Oh, fruit loved of boyhood! the old days recalling,
When wood-grapes were purpling and brown nuts were falling!
When wild, ugly faces we carved in its skin,
Glaring out through the dark with a candle within!
We have a lot to thank the Americans for over here on the our little Island. They have given us many great gifts - Santa, cheese in a tube, The Muppets, denim and "Weird Al" Yankovic. But the greatest of all must be the pumpkin, without which we would still be hacking away at a hard unyielding turnip with a blunt spoon to fashion our jack'o lantern for this most Irish of seasons, Hallowe'en. As far as carving goes, pumpkins are a definite improvement.

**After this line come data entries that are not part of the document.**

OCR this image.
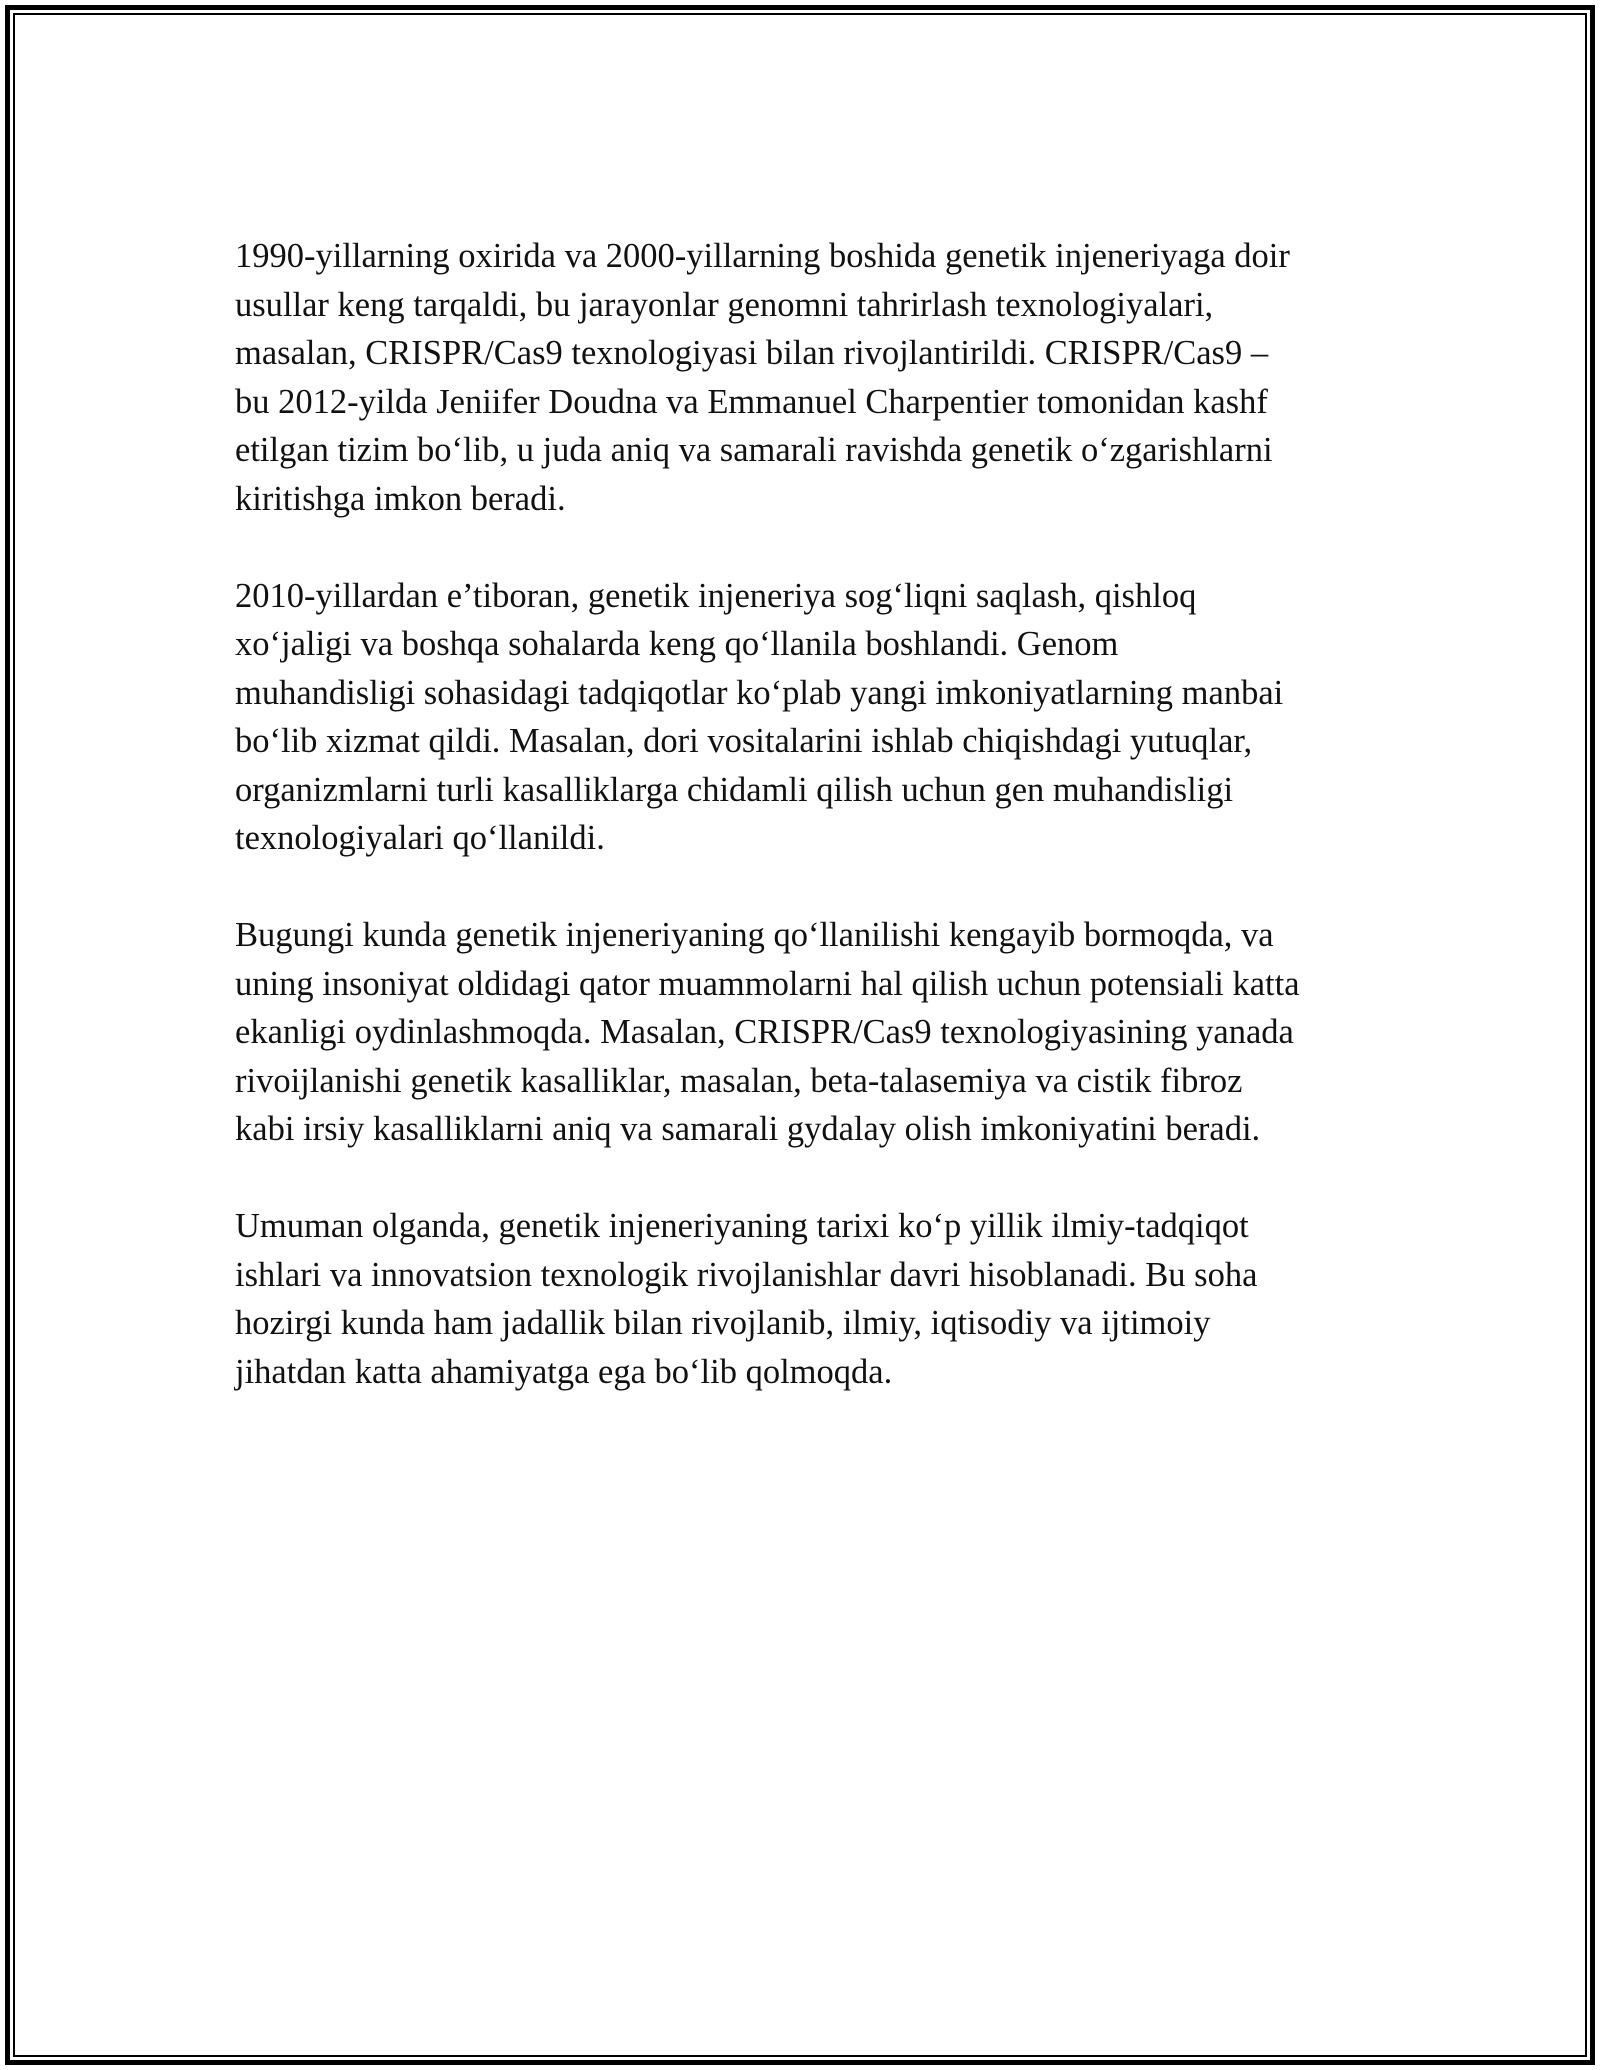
1990-yillarning oxirida va 2000-yillarning boshida genetik injeneriyaga doir
usullar keng tarqaldi, bu jarayonlar genomni tahrirlash texnologiyalari,
masalan, CRISPR/Cas9 texnologiyasi bilan rivojlantirildi. CRISPR/Cas9 –
bu 2012-yilda Jeniifer Doudna va Emmanuel Charpentier tomonidan kashf
etilgan tizim bo‘lib, u juda aniq va samarali ravishda genetik o‘zgarishlarni
kiritishga imkon beradi.

2010-yillardan e’tiboran, genetik injeneriya sog‘liqni saqlash, qishloq
xo‘jaligi va boshqa sohalarda keng qo‘llanila boshlandi. Genom
muhandisligi sohasidagi tadqiqotlar ko‘plab yangi imkoniyatlarning manbai
bo‘lib xizmat qildi. Masalan, dori vositalarini ishlab chiqishdagi yutuqlar,
organizmlarni turli kasalliklarga chidamli qilish uchun gen muhandisligi
texnologiyalari qo‘llanildi.

Bugungi kunda genetik injeneriyaning qo‘llanilishi kengayib bormoqda, va
uning insoniyat oldidagi qator muammolarni hal qilish uchun potensiali katta
ekanligi oydinlashmoqda. Masalan, CRISPR/Cas9 texnologiyasining yanada
rivoijlanishi genetik kasalliklar, masalan, beta-talasemiya va cistik fibroz
kabi irsiy kasalliklarni aniq va samarali gydalay olish imkoniyatini beradi.

Umuman olganda, genetik injeneriyaning tarixi ko‘p yillik ilmiy-tadqiqot
ishlari va innovatsion texnologik rivojlanishlar davri hisoblanadi. Bu soha
hozirgi kunda ham jadallik bilan rivojlanib, ilmiy, iqtisodiy va ijtimoiy
jihatdan katta ahamiyatga ega bo‘lib qolmoqda.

It has taken us a while to embrace the pumpkin as a food, however. We may look askance at the 'squash, peanut butter and cinnamon-in-everything' food culture of the Americas as they often do at this turnip, marmite and sandwich-spread eating corner of europe. There are some foods that are just not that appealing to anyone who didn't grow up on them.
Embrace it we will though - we owe them. They have taken our drunken St Patricks day ritual to heart, they send tourists over here in droves, and without them there would be nothing on the telly. God bless America.
1 pumpkin, about 20cm diameter
1 onion, sliced
1 garlic clove, crushed
freshly grated nutmeg
2 tablespoons chopped fresh sage
1 litre hot chicken stock
3 tablespoons cream
about 100g emmenthal or other melting cheese
some chives to garnish
Heat the oven to 190ºC (170ºC fan oven) gas mark 5. Slice off the top of the pumpkin to make a lid and set aside. Scrape out the fibrous strands and seeds. Put the pumpkin in a lightly oiled, deep roasting dish.
Cut away the flesh inside, leaving walls thick enough to hold soup. (an ice-cream scoop works well for this task) Chop the flesh.
Heat the butter in a pan and gently fry the onion for 10 minutes until softened. Add the garlic and cook for 1 minute. Stir in the nutmeg, sage and reserved pumpkin flesh.
Put the mixture in the shell and pour in the stock. Season and cover with the lid. Cook for 45 minutes to 1 hour till the pumpkin is tender but still holds its shape. Stir in the cream; garnish with chives and extra cheese.
Carefully remove from the oven and bring the pumpkin to the table. Ladle the soup into bowls to serve.